Regardless, info is out on the first three Lionsgate movies. One is Rapturepalooza, starring Craig Robinson (Hot Tub Time Machine, The Office) as the Antichrist. More info on that and two others, after the jump.

Deadline has the info, and reports that Rapturepalooza is written by Chris Matheson and will be directed this summer by Paul Middleditch. The movie takes place a year after the Rapture has removed much of the human population and left Earth as a hellish proving ground.

Deadline says “Ben and Lindsey try to reestablishing their sandwich cart business. Beyond the occasional blood rainstorm and talking locusts that surface occasionally, the sandwich sellers have a new problem: the Anti-Christ (Robinson) decides he wants to take Lindsey as his bride.”

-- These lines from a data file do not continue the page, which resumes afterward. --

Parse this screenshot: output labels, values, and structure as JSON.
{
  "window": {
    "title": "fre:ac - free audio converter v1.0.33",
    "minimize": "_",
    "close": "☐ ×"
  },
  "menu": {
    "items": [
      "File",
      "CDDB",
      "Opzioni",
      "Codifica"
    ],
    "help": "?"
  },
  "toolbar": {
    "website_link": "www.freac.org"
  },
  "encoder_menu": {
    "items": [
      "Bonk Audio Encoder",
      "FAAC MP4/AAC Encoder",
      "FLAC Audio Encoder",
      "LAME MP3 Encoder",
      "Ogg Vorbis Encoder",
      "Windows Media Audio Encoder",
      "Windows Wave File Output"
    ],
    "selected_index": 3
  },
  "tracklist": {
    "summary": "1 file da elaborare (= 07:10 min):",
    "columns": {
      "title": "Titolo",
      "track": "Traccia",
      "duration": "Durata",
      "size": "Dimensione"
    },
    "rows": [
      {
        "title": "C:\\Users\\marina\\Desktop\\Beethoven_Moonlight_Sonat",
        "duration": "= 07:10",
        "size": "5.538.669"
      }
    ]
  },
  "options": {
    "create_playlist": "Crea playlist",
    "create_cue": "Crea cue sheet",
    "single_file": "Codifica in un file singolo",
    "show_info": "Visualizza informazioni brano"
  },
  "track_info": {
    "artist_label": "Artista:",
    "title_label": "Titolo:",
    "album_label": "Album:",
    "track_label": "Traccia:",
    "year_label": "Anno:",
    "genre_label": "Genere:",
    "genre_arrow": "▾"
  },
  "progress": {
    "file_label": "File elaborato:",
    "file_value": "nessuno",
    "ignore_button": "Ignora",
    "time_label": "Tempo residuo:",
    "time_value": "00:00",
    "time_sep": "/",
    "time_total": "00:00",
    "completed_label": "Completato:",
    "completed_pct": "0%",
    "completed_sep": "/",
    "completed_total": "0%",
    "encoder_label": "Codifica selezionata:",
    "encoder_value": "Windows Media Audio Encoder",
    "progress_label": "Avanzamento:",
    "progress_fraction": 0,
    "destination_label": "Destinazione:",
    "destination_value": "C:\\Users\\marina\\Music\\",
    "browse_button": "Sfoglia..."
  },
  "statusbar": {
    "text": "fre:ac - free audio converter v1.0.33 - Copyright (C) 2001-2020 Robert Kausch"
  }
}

Besides the fact that, as titles go, Rapturepalooza is about 15 years out of date, the plot sounds like it has some potential, depending on how the whole Rapture angle is played. Since this is a $2m movie, don’t expect much in the way of effects. It will all be on the cast and script, so let’s see who is cast in the roles of Ben and Lindsey. If those two choices are smart and the script can play to Craig Robinson’s characteristic combination of smirk and earnest charm, it could work.

The other two movies Lionsgate is planning are:

Gay Dude

Think Superbad, but, well, gay. The Black List script follows “two best friends vow to lose their virginity before graduating high school.  Then one confesses he’s gay.” Written by Alan Yang (Parks and Recreation).

6 Miranda Drive

Wolf Creek writer director Greg Mclean returns with a supernatural thriller supposedly based in reality in which “a family unwittingly brings a supernatural force home with them from vacation. The evil presence feeds off their fears and secrets.”